L’immobilier tertiaire à l’heure de la reprise

Immobilier. L’Observatoire toulousain de l’immobilier d’entreprise (OTIE), désormais présidé par Jean Bergougnan, dirigeant de l’agence Cushman & Wakefield Toulouse, vient de publier les chiffres d’activité de l’année 2021.

Le 19 novembre dernier, Toulouse Ynov Campus a inauguré ses nouveaux locaux dans le quartier Compans-Caffarelli, soit 4000 m2 de locaux. DR

Après une année 2020 particulièrement compliquée pour les professionnels de l’immobilier d’entreprise, 2021 aura été l’année de la reprise. Cependant à des degrés très divers selon la nature des marchés. C’est ce qu’ont expliqué les professionnels regroupés au sein de l’Observatoire toulousain de l’immobilier d’entreprise (OTIE) qui publiait récemment les chiffres d’activité pour l’année écoulée. Un bilan très contrasté.
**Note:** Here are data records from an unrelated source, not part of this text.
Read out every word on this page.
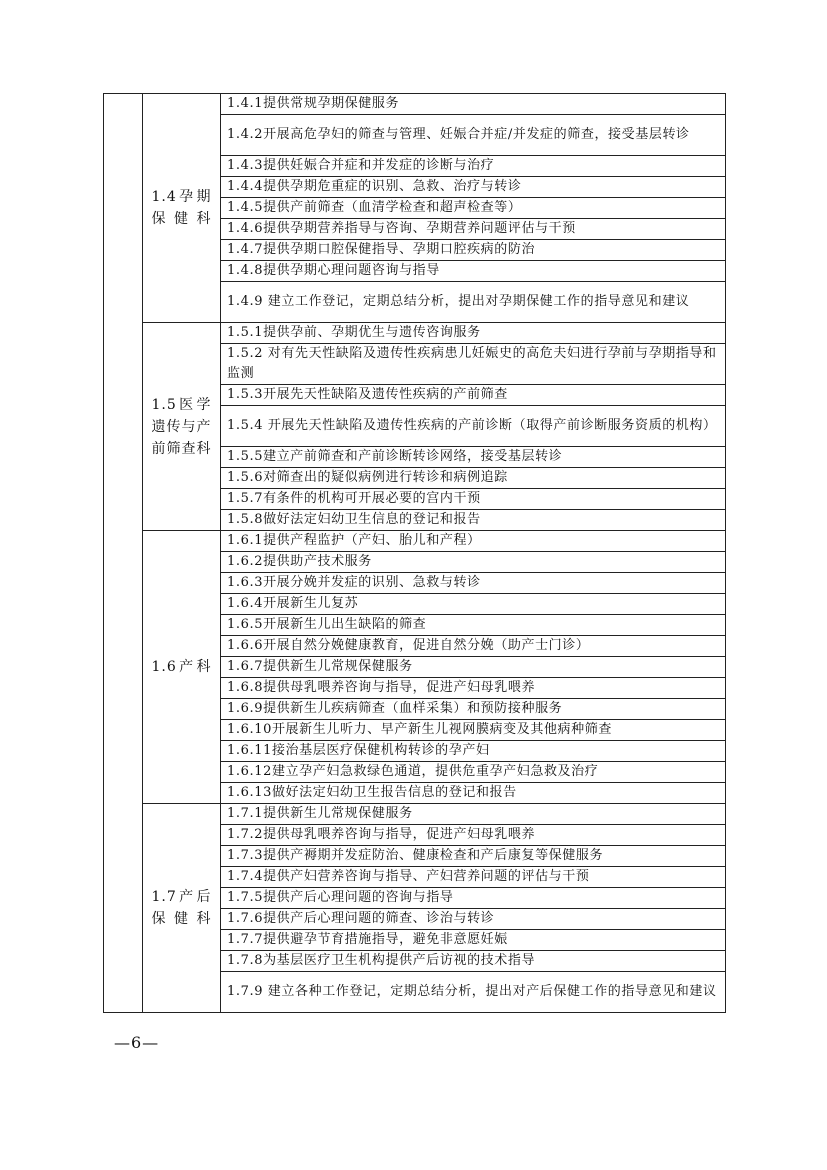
	1.4孕期保健科	1.4.1提供常规孕期保健服务
		1.4.2开展高危孕妇的筛查与管理、妊娠合并症/并发症的筛查，接受基层转诊
		1.4.3提供妊娠合并症和并发症的诊断与治疗
		1.4.4提供孕期危重症的识别、急救、治疗与转诊
		1.4.5提供产前筛查（血清学检查和超声检查等）
		1.4.6提供孕期营养指导与咨询、孕期营养问题评估与干预
		1.4.7提供孕期口腔保健指导、孕期口腔疾病的防治
		1.4.8提供孕期心理问题咨询与指导
		1.4.9 建立工作登记，定期总结分析，提出对孕期保健工作的指导意见和建议
	1.5医学遗传与产前筛查科	1.5.1提供孕前、孕期优生与遗传咨询服务
		1.5.2 对有先天性缺陷及遗传性疾病患儿妊娠史的高危夫妇进行孕前与孕期指导和监测
		1.5.3开展先天性缺陷及遗传性疾病的产前筛查
		1.5.4 开展先天性缺陷及遗传性疾病的产前诊断（取得产前诊断服务资质的机构）
		1.5.5建立产前筛查和产前诊断转诊网络，接受基层转诊
		1.5.6对筛查出的疑似病例进行转诊和病例追踪
		1.5.7有条件的机构可开展必要的宫内干预
		1.5.8做好法定妇幼卫生信息的登记和报告
	1.6产科	1.6.1提供产程监护（产妇、胎儿和产程）
		1.6.2提供助产技术服务
		1.6.3开展分娩并发症的识别、急救与转诊
		1.6.4开展新生儿复苏
		1.6.5开展新生儿出生缺陷的筛查
		1.6.6开展自然分娩健康教育，促进自然分娩（助产士门诊）
		1.6.7提供新生儿常规保健服务
		1.6.8提供母乳喂养咨询与指导，促进产妇母乳喂养
		1.6.9提供新生儿疾病筛查（血样采集）和预防接种服务
		1.6.10开展新生儿听力、早产新生儿视网膜病变及其他病种筛查
		1.6.11接治基层医疗保健机构转诊的孕产妇
		1.6.12建立孕产妇急救绿色通道，提供危重孕产妇急救及治疗
		1.6.13做好法定妇幼卫生报告信息的登记和报告
	1.7产后保健科	1.7.1提供新生儿常规保健服务
		1.7.2提供母乳喂养咨询与指导，促进产妇母乳喂养
		1.7.3提供产褥期并发症防治、健康检查和产后康复等保健服务
		1.7.4提供产妇营养咨询与指导、产妇营养问题的评估与干预
		1.7.5提供产后心理问题的咨询与指导
		1.7.6提供产后心理问题的筛查、诊治与转诊
		1.7.7提供避孕节育措施指导，避免非意愿妊娠
		1.7.8为基层医疗卫生机构提供产后访视的技术指导
		1.7.9 建立各种工作登记，定期总结分析，提出对产后保健工作的指导意见和建议
—6—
Ainsi, le marché des locaux d’activité et de la logistique a connu une très nette progression l’an dernier, signant « la deuxième meilleure performance de la décennie », indique Pierre Pagès, directeur du développement Grand Sud de GSE.

« La verticalisation des bâtiments et des parcs d’activité est cependant une tendance qui, selon nous, va se confirmer dans les années à venir »

En 2021, les transactions ont porté sur 251 100 m2 de locaux d’activité et d’entrepôts, soit près de 50 000 m2 de plus que la moyenne décennale, en croissance de près de 60 % par rapport à 2020. 151 transactions ont été actées l’an dernier contre 106 un an auparavant. Du côté des locaux d’activité, le marché a enregistré une nette progression en un an, avec 122 700 m2 commercialisés, le plus haut niveau depuis quatre ans, en croissance de 44 % par rapport à 2020. Plus de la moitié des surfaces concerne les locaux d’activité de seconde main (66 505 m2). Pour autant, le neuf, avec 5 602 m2 commercialisés en 2021, est à son plus haut niveau depuis quatre ans. Les surfaces de plus de 1 000 m2 représentent 31 transactions et 66% de la demande placée.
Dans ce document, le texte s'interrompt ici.